The alternative strategy is to rebuild outright. In Long Beach, the 1978 modernist superblock by Don Gibbs, consisting of a City Hall tower and a public library sunken beneath a tiered public park, was recently demolished as part of a new master plan by SOM. The new city hall and public library have been completed, the street grid has been restored, and Lincoln Park rebuilt at its original 1880 location. Plenary Edgemoor Civic Partners led the effort under a public-private partnership model. While the restored urbanism is salutary, the lack of architectural ambition is regrettable. The iconic city halls of Philadelphia and San Francisco announce their importance on the skyline and the street. The new Long Beach City Hall could be mistaken for a speculative office block.

Other cities have opted to develop more daring ground-up city hall buildings, like those in Austin by Antoine Predock, Seattle City Hall by Bohlin Cywinski Jackson, and San Jose City Hall by Meier Partners. Their lingua franca is transparency and dramatic gestures that invite pedestrians. No longer stern vessels of governmental self-importance, they aspire to be community hubs.

It may take decades for a movement that can effect action to gather itself. Turnover at stakeholder groups or emerging crises can take wind out of sails. All the thoughtful work that goes into these plans will be marooned in political doldrums without a committed champion or a framework to ride the groundswell of civic pride and frustration. After failed attempts to revitalize New York’s Bryant Park in the 1970s, Dan Biederman and Andrew Heiskell backed its restoration in 1980; 32 years after its reopening in 1992, it is still a gem. In Boston, former mayor Marty Walsh reignited the City Hall Plaza redesign after various concepts marinated for 20 years during his predecessor Thomas Menino’s tenure. Sasaki’s redesigned plaza opened in 2023 as its first phase, with building interventions by Utile Architecture to follow. Current mayor Michelle Wu’s high regard for the building strengthens its chances of success.

In all these examples, landscape and architecture are wedded through two codependent strategies catalyzed by thoughtful community engagement, open-space design and reprogramming, along with the activation of streets and the buildings lining them. This reciprocity among architecture, landscape, and community programming is the secret of successful projects.

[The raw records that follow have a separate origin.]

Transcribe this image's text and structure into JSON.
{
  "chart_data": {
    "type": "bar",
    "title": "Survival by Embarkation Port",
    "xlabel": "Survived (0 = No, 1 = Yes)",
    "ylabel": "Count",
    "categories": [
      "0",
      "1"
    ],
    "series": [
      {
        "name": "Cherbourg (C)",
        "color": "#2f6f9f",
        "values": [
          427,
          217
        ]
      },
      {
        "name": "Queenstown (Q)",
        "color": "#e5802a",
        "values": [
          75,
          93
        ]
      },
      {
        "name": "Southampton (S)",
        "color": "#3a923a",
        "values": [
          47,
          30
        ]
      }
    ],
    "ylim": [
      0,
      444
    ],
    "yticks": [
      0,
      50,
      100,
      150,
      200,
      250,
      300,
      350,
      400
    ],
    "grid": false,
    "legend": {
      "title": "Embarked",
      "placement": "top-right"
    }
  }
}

In San Francisco, an advocate has yet to emerge around the proposed Civic Center Public Space Plan. Originally conceived and promoted by the late mayor Ed Lee, the plan was crafted in 2020 and rolled into the environmental-review process. Lee’s premature death, along with the onset of the Covid-19 pandemic, presented both loss of a political champion and a sudden shift in civic priorities. As the city lumbers through pandemic recovery with a frayed public realm, the time is ripe to reengage this plan to invigorate the city’s civic heart.